Surgere post epulas; somnum fuge meridianum.

Si tibi deficiant Medici, medici tibi fiant

Hæc tria; mens læta, requies, moderata diæta.”

It also contains hints on diagnosis and prognosis; information indicating no small degree of anatomical and physiological knowledge; formulas for antidotes of poisons; advice for the care of the body during every month in the year; and astrological indications of the favorable or malign influence of the signs of the zodiac and the stars. From the following couplet, designating the Seven Ages of Man,

“Infans, inde puer, adolescens, juvenis, vir,

Dicitur inde senex, postea decrepitus,”

seems to have been derived the inspiration of the familiar lines of Shakspeare.

The vitiated taste of an age not yet fully acquainted with the properties of correct literary composition caused the incorporation of verses into many of its most serious and dignified productions. These didactic poems seem singularly out of place in a medical treatise, and especially so where, as is usually the case, the poetry is, in both matter and harmony of numbers, below mediocrity.

Apothecaries and chemists, of whom a competent knowledge of drugs was required, were subject to the corps of physicians who were forbidden to join in their enterprises or share their profits; they were sworn to obey the Code; the number of pharmacies was limited; and they were liable to the visitation of imperial inspectors responsible for the purity of their merchandise and the observance of the law. The precautions required in the sale of poisons; the directions for compounding electuaries and syrups; the most approved methods for the preparation of the love-potions believed to be so efficacious by mediæval credulity; the fabrication of charms for the prevention of disease, are all set forth in the Salernitan Code with minute and tedious exactness.

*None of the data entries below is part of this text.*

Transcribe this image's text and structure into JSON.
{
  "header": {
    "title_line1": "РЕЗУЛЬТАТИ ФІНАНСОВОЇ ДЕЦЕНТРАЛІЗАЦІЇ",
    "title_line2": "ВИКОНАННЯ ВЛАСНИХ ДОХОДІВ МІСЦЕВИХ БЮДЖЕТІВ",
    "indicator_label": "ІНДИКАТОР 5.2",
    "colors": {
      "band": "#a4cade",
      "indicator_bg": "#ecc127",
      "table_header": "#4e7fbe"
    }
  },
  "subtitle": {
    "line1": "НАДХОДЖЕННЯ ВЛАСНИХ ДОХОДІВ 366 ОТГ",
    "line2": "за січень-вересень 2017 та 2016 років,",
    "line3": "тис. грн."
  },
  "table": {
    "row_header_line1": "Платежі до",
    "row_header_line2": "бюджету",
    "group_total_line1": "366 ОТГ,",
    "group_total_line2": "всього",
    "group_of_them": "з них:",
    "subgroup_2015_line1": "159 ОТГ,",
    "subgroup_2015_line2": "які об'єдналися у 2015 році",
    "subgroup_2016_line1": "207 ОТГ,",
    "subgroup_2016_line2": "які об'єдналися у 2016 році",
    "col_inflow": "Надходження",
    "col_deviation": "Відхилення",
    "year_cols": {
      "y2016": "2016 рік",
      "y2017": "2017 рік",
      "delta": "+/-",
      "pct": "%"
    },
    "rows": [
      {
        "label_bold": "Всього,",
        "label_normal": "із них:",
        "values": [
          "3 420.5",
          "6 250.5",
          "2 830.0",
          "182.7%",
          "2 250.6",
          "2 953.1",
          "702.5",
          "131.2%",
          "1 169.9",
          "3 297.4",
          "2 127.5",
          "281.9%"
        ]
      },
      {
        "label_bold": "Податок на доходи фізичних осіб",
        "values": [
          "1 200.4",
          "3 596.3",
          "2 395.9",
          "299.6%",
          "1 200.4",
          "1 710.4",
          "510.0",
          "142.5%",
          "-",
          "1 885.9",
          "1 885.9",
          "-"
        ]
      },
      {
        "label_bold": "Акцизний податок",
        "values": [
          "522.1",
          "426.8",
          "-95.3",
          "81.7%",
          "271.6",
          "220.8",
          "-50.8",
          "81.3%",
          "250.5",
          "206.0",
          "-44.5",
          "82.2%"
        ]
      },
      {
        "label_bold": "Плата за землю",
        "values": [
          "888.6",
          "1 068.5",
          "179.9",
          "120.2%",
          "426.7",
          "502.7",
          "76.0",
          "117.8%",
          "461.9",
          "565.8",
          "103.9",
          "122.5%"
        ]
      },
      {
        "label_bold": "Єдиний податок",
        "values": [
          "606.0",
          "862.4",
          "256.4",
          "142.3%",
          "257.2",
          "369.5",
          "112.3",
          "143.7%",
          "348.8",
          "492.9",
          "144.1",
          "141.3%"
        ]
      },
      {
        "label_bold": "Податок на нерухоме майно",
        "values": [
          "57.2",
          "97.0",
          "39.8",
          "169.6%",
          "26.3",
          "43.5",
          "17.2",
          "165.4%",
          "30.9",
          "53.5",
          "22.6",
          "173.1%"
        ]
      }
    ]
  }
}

In the city were many hospitals, the oldest of which was established in the ninth century, and was contemporaneous with similar institutions founded by the Ommeyade dynasty of Cordova. Some of them were richly endowed, others were entirely supported by charitable donations. The strict requirements of medical police were recognized in the isolation of patients suffering from contagious diseases. A systematic distinction was observed in the purposes of these beneficent foundations; they were of various classes and devoted to the care of the poor and the homeless, to the protection of invalid females of rank and fortune, to the support of foundlings; and the most intelligent treatment of every malady was gratuitously afforded. The members of monastic orders, for the most part, had charge of the hospitals, and acted in the capacity of nurses and attendants.